A vehicle control method comprising controlling the engine and the transmission so as to achieve the target EGR rate. 6. The vehicle control method according to claim 1, wherein the predetermined condition is a range where an air-fuel ratio can be taken, a range where a gear ratio can be taken, or a range where an EGR rate can be taken. A vehicle control method, characterized in that: 7. A vehicle control method for controlling an engine and an automatic transmission of a vehicle, wherein the operation of the engine and the transmission is realized under predetermined conditions while satisfying a target driving torque with respect to a current vehicle speed. Calculating a target air-fuel ratio and a target gear ratio so as to minimize a fuel consumption rate, and controlling the engine and the transmission so as to realize the target air-fuel ratio and the target gear ratio value. Method. 8. A vehicle control system having a control unit for controlling an engine and an automatic transmission of a vehicle, wherein the control unit sets a target drive torque which is a target torque of a drive wheel from an accelerator pedal depression angle and a vehicle speed.
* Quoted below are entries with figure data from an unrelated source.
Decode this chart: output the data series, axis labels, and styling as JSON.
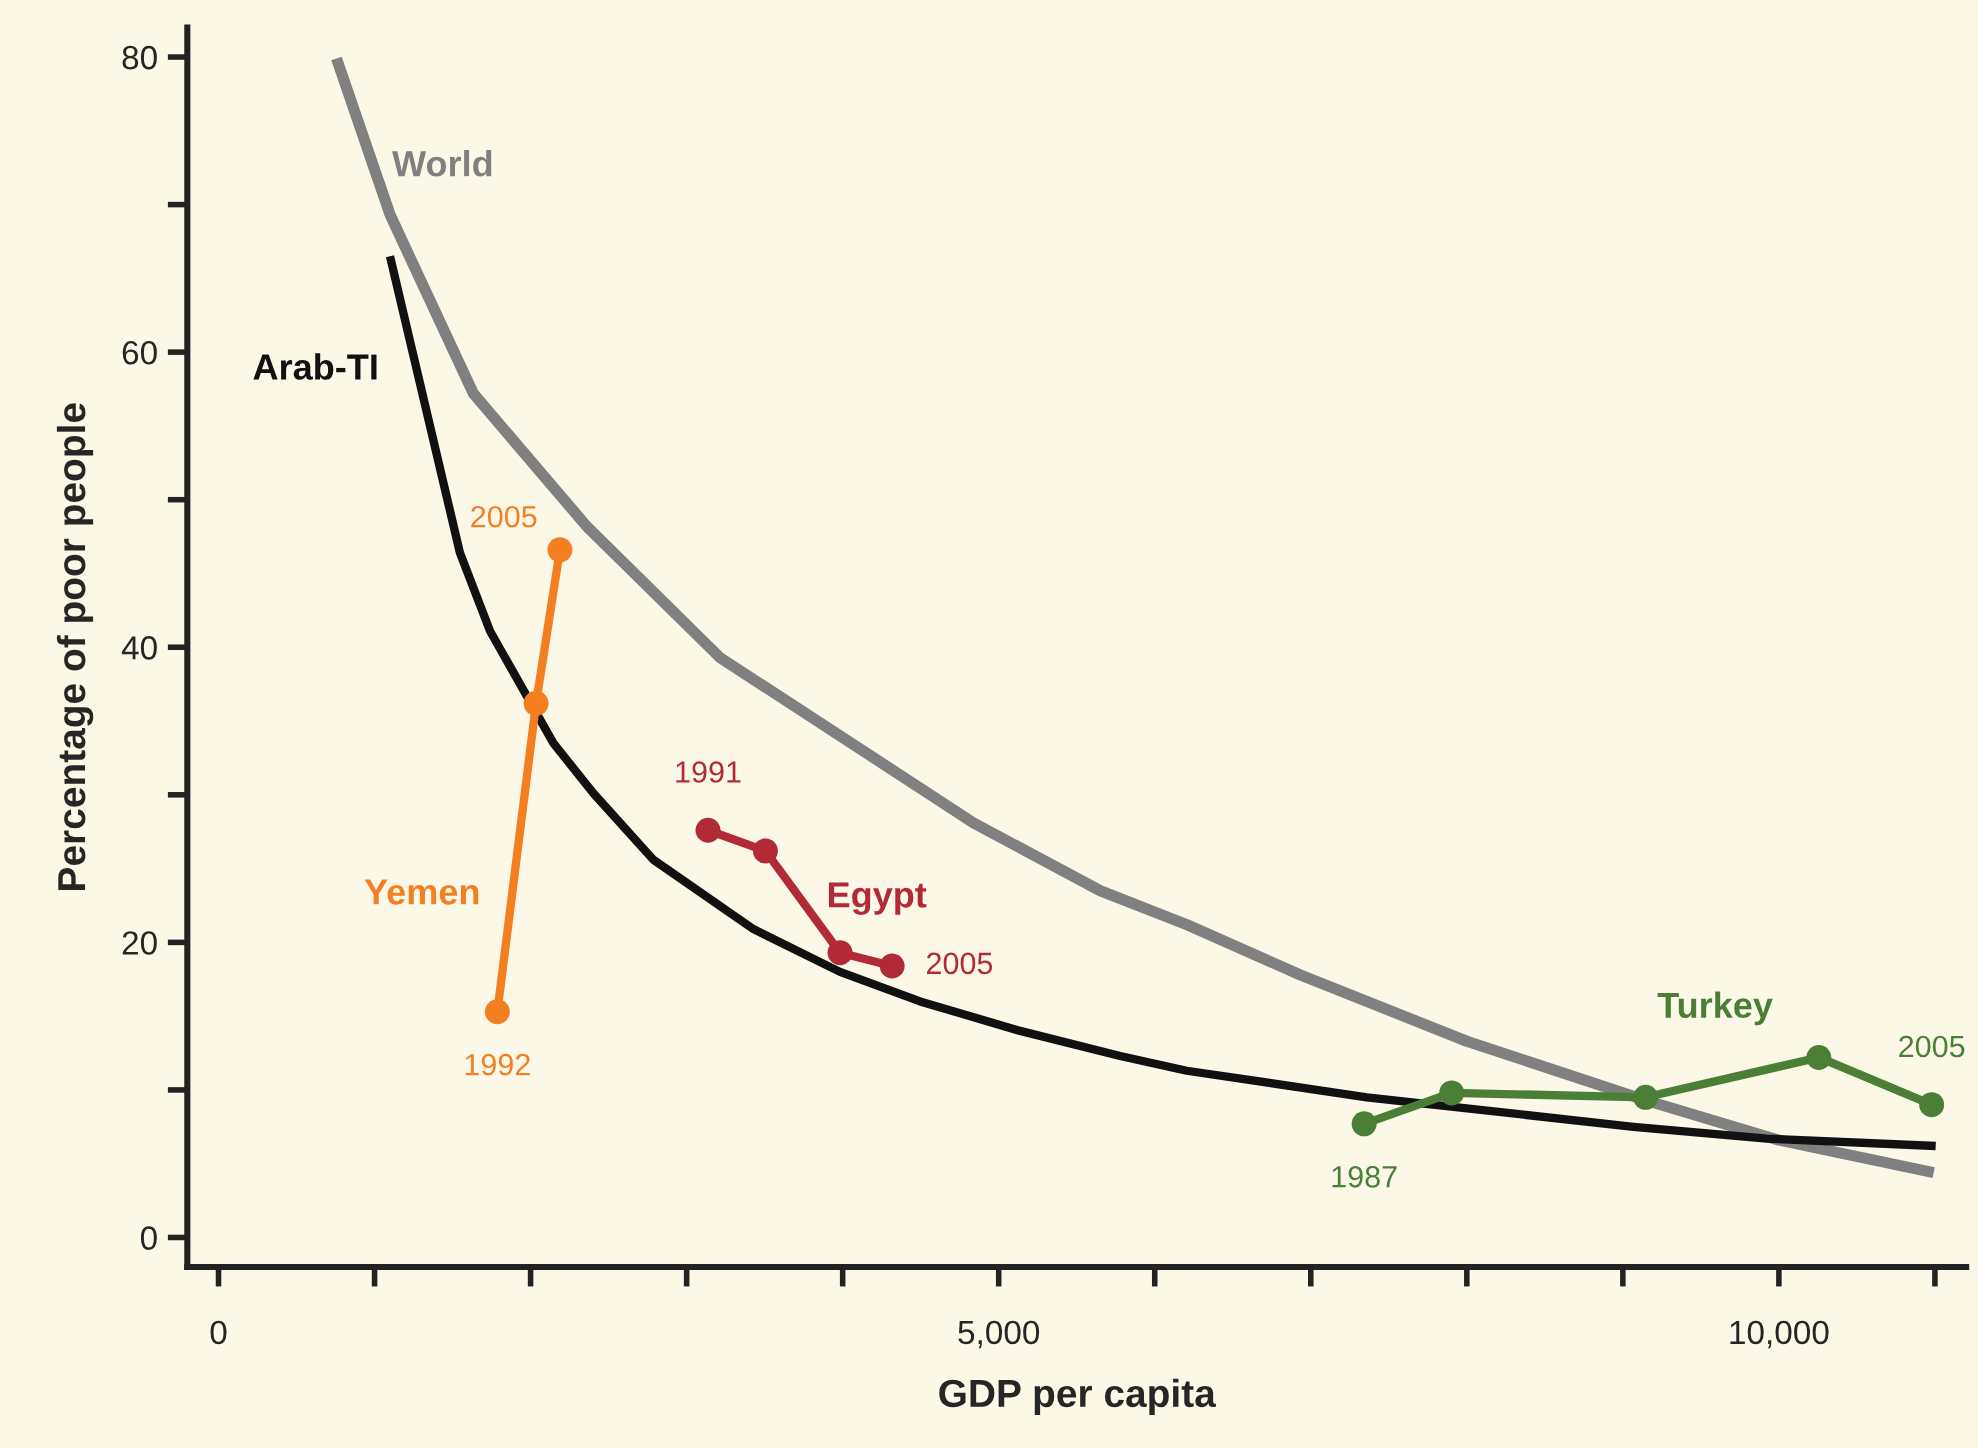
{
  "chart_data": {
    "type": "line",
    "xlabel": "GDP per capita",
    "ylabel": "Percentage of poor people",
    "series": [
      {
        "name": "World",
        "color": "#808080",
        "marker": "none",
        "x": [
          756,
          1100,
          1633,
          2359,
          3214,
          4838,
          5651,
          6205,
          6932,
          8000,
          9146,
          10000,
          10992
        ],
        "values": [
          79.9,
          69.3,
          57.2,
          48.2,
          39.3,
          28.1,
          23.5,
          21.2,
          17.8,
          13.3,
          9.3,
          6.6,
          4.4
        ]
      },
      {
        "name": "Arab-TI",
        "color": "#111111",
        "marker": "none",
        "x": [
          1099,
          1547,
          1740,
          2146,
          2403,
          2787,
          3428,
          3983,
          4496,
          5137,
          5778,
          6205,
          7359,
          9068,
          9923,
          11005
        ],
        "values": [
          66.5,
          46.4,
          41.1,
          33.5,
          30.1,
          25.6,
          20.9,
          18.0,
          16.0,
          14.0,
          12.3,
          11.3,
          9.5,
          7.5,
          6.7,
          6.2
        ]
      },
      {
        "name": "Yemen",
        "color": "#f47f20",
        "marker": "circle",
        "x": [
          1787,
          2035,
          2188
        ],
        "values": [
          15.3,
          36.2,
          46.6
        ]
      },
      {
        "name": "Egypt",
        "color": "#b22a35",
        "marker": "circle",
        "x": [
          3137,
          3505,
          3983,
          4317
        ],
        "values": [
          27.6,
          26.2,
          19.3,
          18.4
        ]
      },
      {
        "name": "Turkey",
        "color": "#4a7f35",
        "marker": "circle",
        "x": [
          7342,
          7903,
          9146,
          10256,
          10979
        ],
        "values": [
          7.7,
          9.8,
          9.5,
          12.2,
          9.0
        ]
      }
    ],
    "annotations": [
      {
        "text": "2005",
        "x": 2188,
        "y": 46.6
      },
      {
        "text": "1992",
        "x": 1787,
        "y": 15.3
      },
      {
        "text": "1991",
        "x": 3137,
        "y": 27.6
      },
      {
        "text": "2005",
        "x": 4317,
        "y": 18.4
      },
      {
        "text": "1987",
        "x": 7342,
        "y": 7.7
      },
      {
        "text": "2005",
        "x": 10979,
        "y": 9.0
      }
    ],
    "xlim": [
      -200,
      11200
    ],
    "ylim": [
      -2,
      82
    ],
    "xticks": [
      0,
      {
        "value": 1000,
        "label": null
      },
      {
        "value": 2000,
        "label": null
      },
      {
        "value": 3000,
        "label": null
      },
      {
        "value": 4000,
        "label": null
      },
      {
        "value": 5000,
        "label": "5,000"
      },
      {
        "value": 6000,
        "label": null
      },
      {
        "value": 7000,
        "label": null
      },
      {
        "value": 8000,
        "label": null
      },
      {
        "value": 9000,
        "label": null
      },
      {
        "value": 10000,
        "label": "10,000"
      },
      {
        "value": 11000,
        "label": null
      }
    ],
    "yticks": [
      0,
      {
        "value": 10,
        "label": null
      },
      20,
      {
        "value": 30,
        "label": null
      },
      40,
      {
        "value": 50,
        "label": null
      },
      60,
      {
        "value": 70,
        "label": null
      },
      80
    ],
    "grid": false,
    "legend": false,
    "line_style": "solid"
  }
}
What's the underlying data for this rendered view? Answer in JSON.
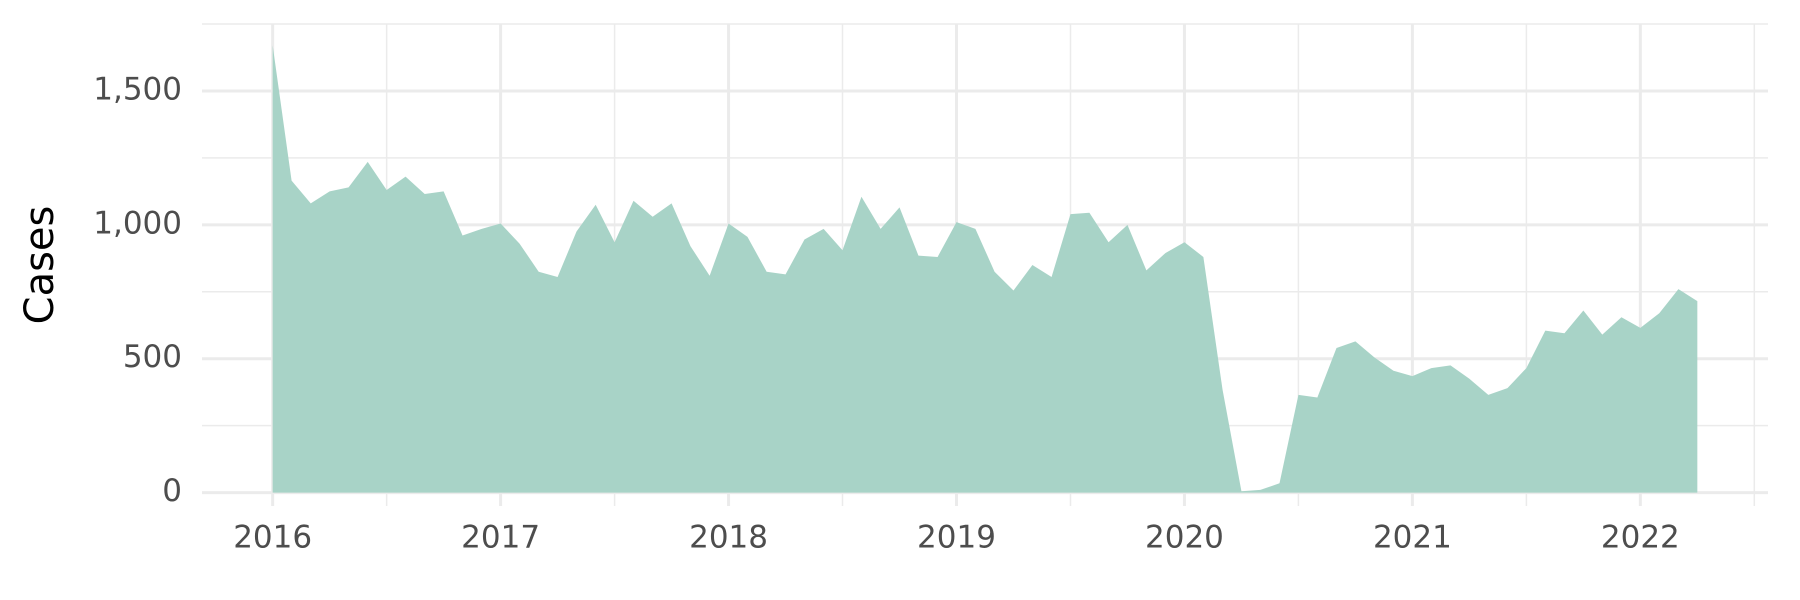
{
  "chart_data": {
    "type": "area",
    "y_label": "Cases",
    "x": [
      2016,
      2016.083,
      2016.167,
      2016.25,
      2016.333,
      2016.417,
      2016.5,
      2016.583,
      2016.667,
      2016.75,
      2016.833,
      2016.917,
      2017,
      2017.083,
      2017.167,
      2017.25,
      2017.333,
      2017.417,
      2017.5,
      2017.583,
      2017.667,
      2017.75,
      2017.833,
      2017.917,
      2018,
      2018.083,
      2018.167,
      2018.25,
      2018.333,
      2018.417,
      2018.5,
      2018.583,
      2018.667,
      2018.75,
      2018.833,
      2018.917,
      2019,
      2019.083,
      2019.167,
      2019.25,
      2019.333,
      2019.417,
      2019.5,
      2019.583,
      2019.667,
      2019.75,
      2019.833,
      2019.917,
      2020,
      2020.083,
      2020.167,
      2020.25,
      2020.333,
      2020.417,
      2020.5,
      2020.583,
      2020.667,
      2020.75,
      2020.833,
      2020.917,
      2021,
      2021.083,
      2021.167,
      2021.25,
      2021.333,
      2021.417,
      2021.5,
      2021.583,
      2021.667,
      2021.75,
      2021.833,
      2021.917,
      2022,
      2022.083,
      2022.167,
      2022.25
    ],
    "values": [
      1670,
      1165,
      1080,
      1125,
      1140,
      1235,
      1130,
      1180,
      1115,
      1125,
      960,
      985,
      1005,
      930,
      825,
      805,
      975,
      1075,
      935,
      1090,
      1030,
      1080,
      920,
      810,
      1005,
      955,
      825,
      815,
      945,
      985,
      905,
      1105,
      985,
      1065,
      885,
      880,
      1010,
      985,
      825,
      755,
      850,
      805,
      1040,
      1045,
      935,
      1000,
      830,
      895,
      935,
      880,
      385,
      5,
      10,
      35,
      365,
      355,
      540,
      565,
      505,
      455,
      435,
      465,
      475,
      425,
      365,
      390,
      465,
      605,
      595,
      680,
      590,
      655,
      615,
      670,
      760,
      715
    ],
    "color": "#a6d2c6",
    "xlim": [
      2015.69,
      2022.56
    ],
    "xticks": [
      2016,
      2017,
      2018,
      2019,
      2020,
      2021,
      2022
    ],
    "ylim": [
      -50,
      1750
    ],
    "yticks": [
      0,
      500,
      {
        "value": 1000,
        "label": "1,000"
      },
      {
        "value": 1500,
        "label": "1,500"
      }
    ],
    "grid": true
  }
}
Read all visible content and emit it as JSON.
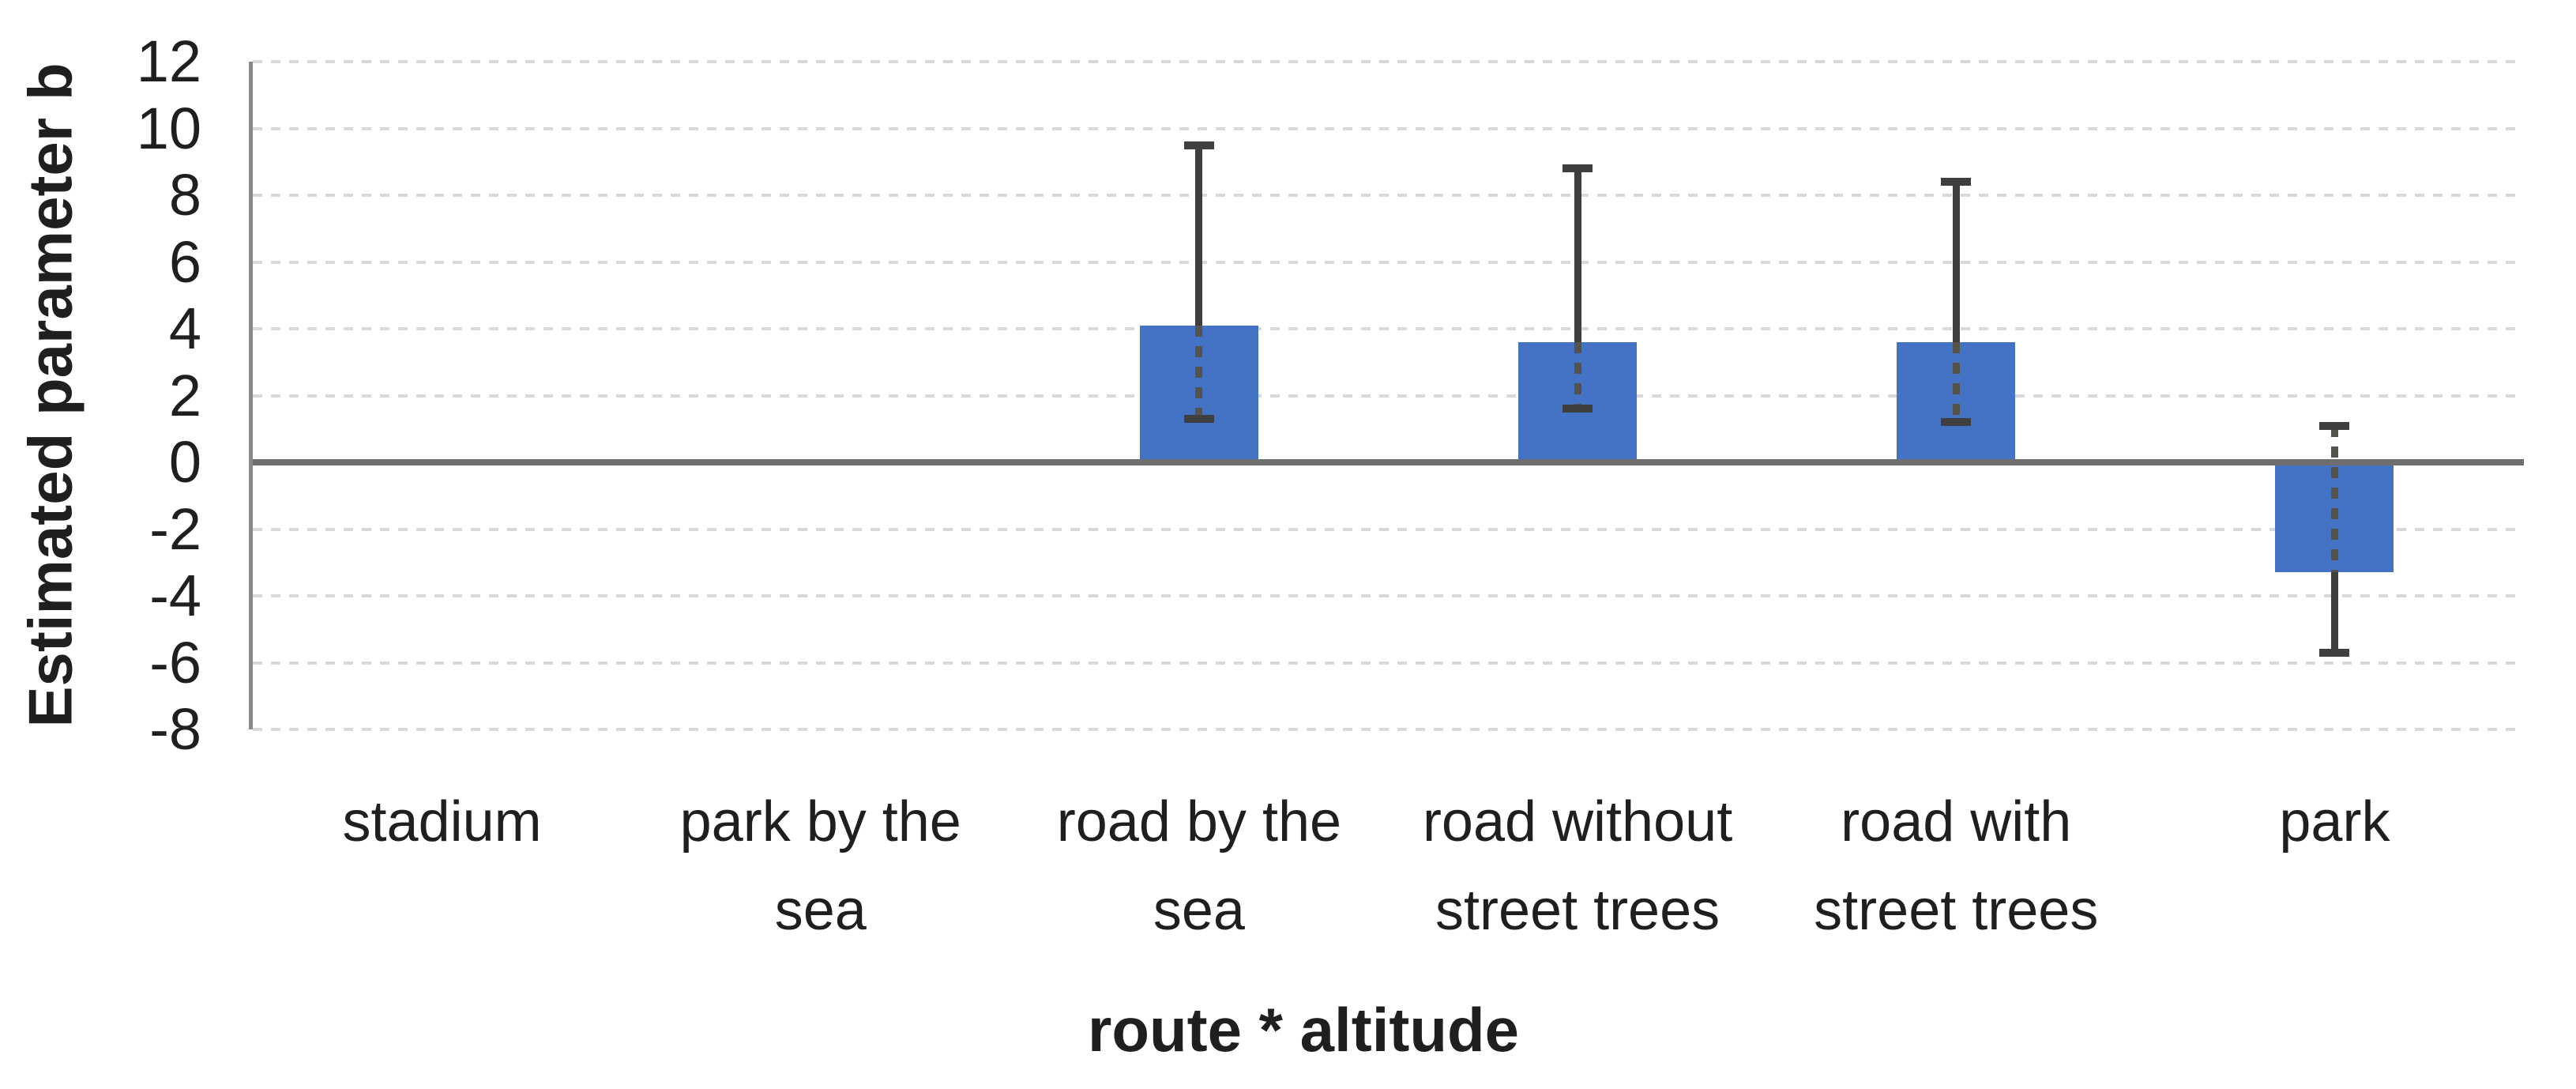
{
  "chart_data": {
    "type": "bar",
    "title": "",
    "xlabel": "route * altitude",
    "ylabel": "Estimated parameter b",
    "categories": [
      "stadium",
      "park by the sea",
      "road by the sea",
      "road without street trees",
      "road with street trees",
      "park"
    ],
    "values": [
      0,
      0,
      4.1,
      3.6,
      3.6,
      -3.3
    ],
    "error_bars": {
      "low": [
        null,
        null,
        1.3,
        1.6,
        1.2,
        -5.7
      ],
      "high": [
        null,
        null,
        9.5,
        8.8,
        8.4,
        1.1
      ]
    },
    "ylim": [
      -8,
      12
    ],
    "ytick_step": 2,
    "yticks": [
      12,
      10,
      8,
      6,
      4,
      2,
      0,
      -2,
      -4,
      -6,
      -8
    ],
    "grid": "horizontal-dashed",
    "legend": "none",
    "colors": {
      "bar": "#4472C4",
      "error_bar": "#3f3f3f",
      "error_bar_dash": "#55524a",
      "zero_line": "#6e6e6e",
      "axis_line": "#8a8a8a",
      "gridline": "#d9d9d9",
      "text": "#1f1f1f"
    }
  }
}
A torque setting unit, and a fuel consumption rate under a predetermined condition such that operation of the engine and the transmission is realized while satisfying the target driving torque set by the target driving torque setting unit with respect to a current vehicle speed. A target value setting unit that sets a target air-fuel ratio and a target gear ratio so as to minimize the engine speed and the engine and the transmission so as to realize the target air-fuel ratio and the target gear ratio value. Vehicle control system.